Abstract
Viral protein neutralizing antibodies have been developed but they are limited only to the targeted virus and are often susceptible to antigenic drift. Here, we present an alternative strategy for creating virus-resistant cells and animals by ectopic expression of a nucleic acid hydrolyzing catalytic 3D8 single chain variable fragment (scFv), which has both DNase and RNase activities. HeLa cells (SCH7072) expressing 3D8 scFv acquired significant resistance to DNA viruses. Virus challenging with Herpes simplex virus (HSV) in 3D8 scFv transgenic cells and fluorescence resonance energy transfer (FRET) assay based on direct DNA cleavage analysis revealed that the induced resistance in HeLa cells was acquired by the nucleic acid hydrolyzing catalytic activity of 3D8 scFv. In addition, pseudorabies virus (PRV) infection in WT C57BL/6 mice was lethal, whereas transgenic mice (STG90) that expressed high levels of 3D8 scFv mRNA in liver, muscle, and brain showed a 56% survival rate 5 days after PRV intramuscular infection. The antiviral effects against DNA viruses conferred by 3D8 scFv expression in HeLa cells as well as an in vivo mouse system can be attributed to the nuclease activity that inhibits viral genome DNA replication in the nucleus and/or viral mRNA translation in the cytoplasm. Our results demonstrate that the nucleic-acid hydrolyzing activity of 3D8 scFv confers viral resistance to DNA viruses in vitro in HeLa cells and in an in vivo mouse system.
Highlights
Viruses are pathogenic agents that cause potentially devastating diseases such as the flu, hepatitis, poliomyelitis, acquired immunodeficiency syndrome (AIDS), severe acute respiratory syndrome (SARS), avian influenza, and foot-and-mouse disease [1,2,3]

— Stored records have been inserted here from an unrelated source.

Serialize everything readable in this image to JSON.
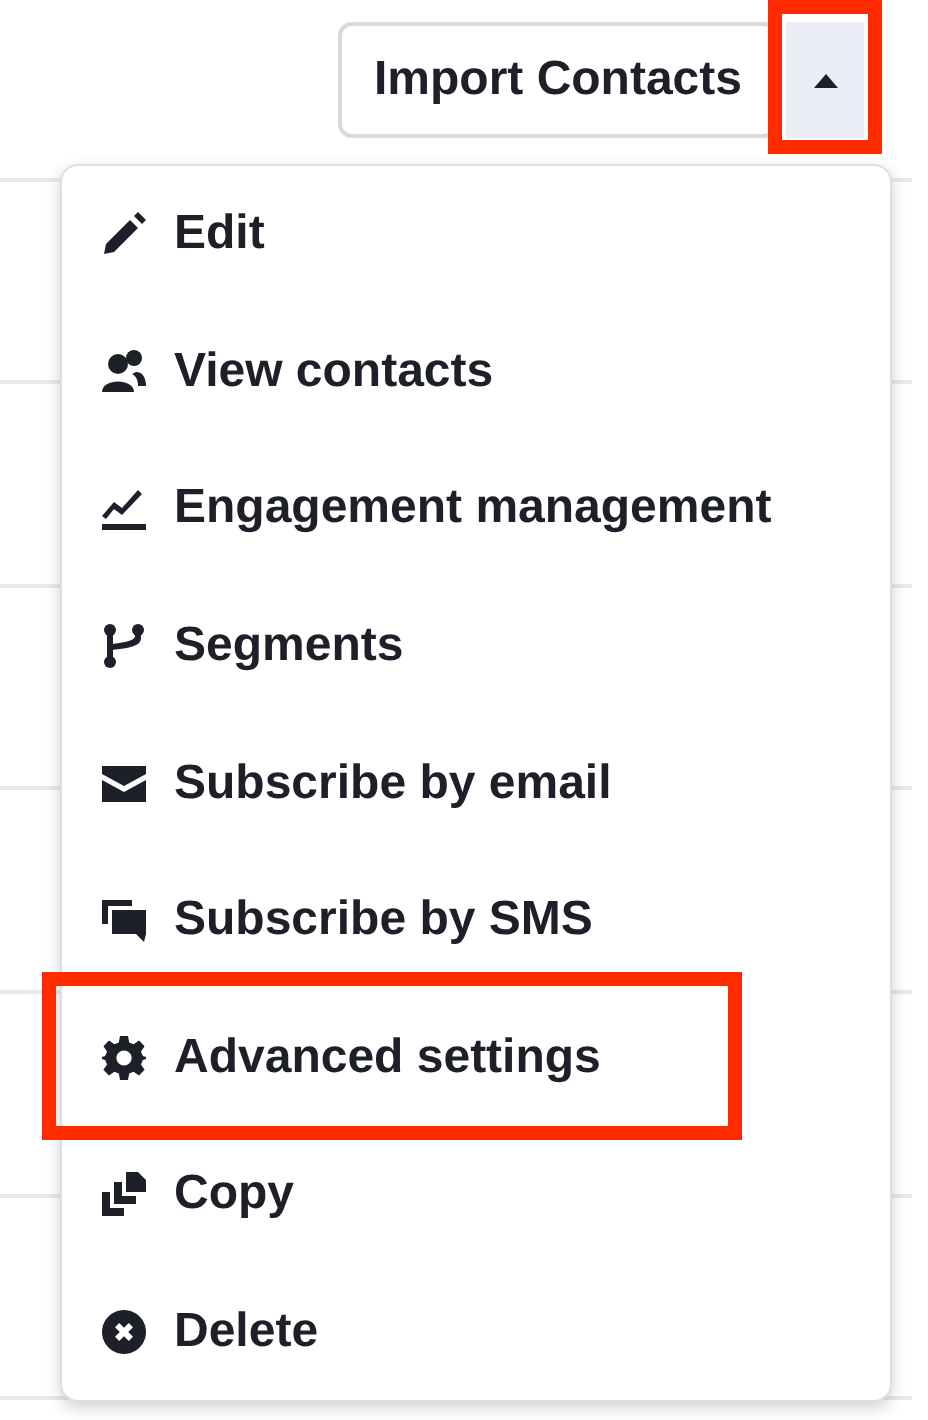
{
  "toolbar": {
    "import_button": {
      "label": "Import Contacts"
    },
    "menu_toggle": {
      "expanded": true,
      "highlighted": true
    }
  },
  "menu": {
    "items": [
      {
        "label": "Edit",
        "kind": "pencil",
        "highlighted": false
      },
      {
        "label": "View contacts",
        "kind": "people",
        "highlighted": false
      },
      {
        "label": "Engagement management",
        "kind": "chart",
        "highlighted": false
      },
      {
        "label": "Segments",
        "kind": "branch",
        "highlighted": false
      },
      {
        "label": "Subscribe by email",
        "kind": "envelope",
        "highlighted": false
      },
      {
        "label": "Subscribe by SMS",
        "kind": "chat",
        "highlighted": false
      },
      {
        "label": "Advanced settings",
        "kind": "gear",
        "highlighted": true
      },
      {
        "label": "Copy",
        "kind": "copy",
        "highlighted": false
      },
      {
        "label": "Delete",
        "kind": "xcircle",
        "highlighted": false
      }
    ]
  }
}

Most strategies for developing virus-resistant transgenic cells and animals are based on the concept of virusderived resistance, in which dysfunctional virus-derived products are expressed to interfere with the pathogenic process of the virus in transgenic cells or animals
We found that the transgenic cells and mice acquired complete resistance to two DNA viruses (HSV and pseudorabies virus (PRV)) without accumulating the virus, and showed delayed onset of disease symptoms
Summary
Viruses are pathogenic agents that cause potentially devastating diseases such as the flu, hepatitis, poliomyelitis, acquired immunodeficiency syndrome (AIDS), severe acute respiratory syndrome (SARS), avian influenza, and foot-and-mouse disease [1,2,3]. Qing Ge demonstrated that nucleocapsid siRNA or a component of the RNA transcriptase (PA) is a good antiviral drug to protect against influenza virus by inhibiting viral RNA transcription with siRNAs [5]. Acyclovir, which is the best antiviral agent against HSV-1, is a nucleotide analogue that shows an antiviral effect by inhibiting DNA replication [6]. Commercially-developed antiviral drugs such as viral DNA polymerases, viral reverse transcriptases, and neuraminidase inhibitors target one or two viruses [7,8,9,10,11]. A new strategy is needed to prepare for outbreaks caused by new viruses or new mutant viruses because of the high mutation rates of viral genomes and recombination events among closely-related viruses [12,13]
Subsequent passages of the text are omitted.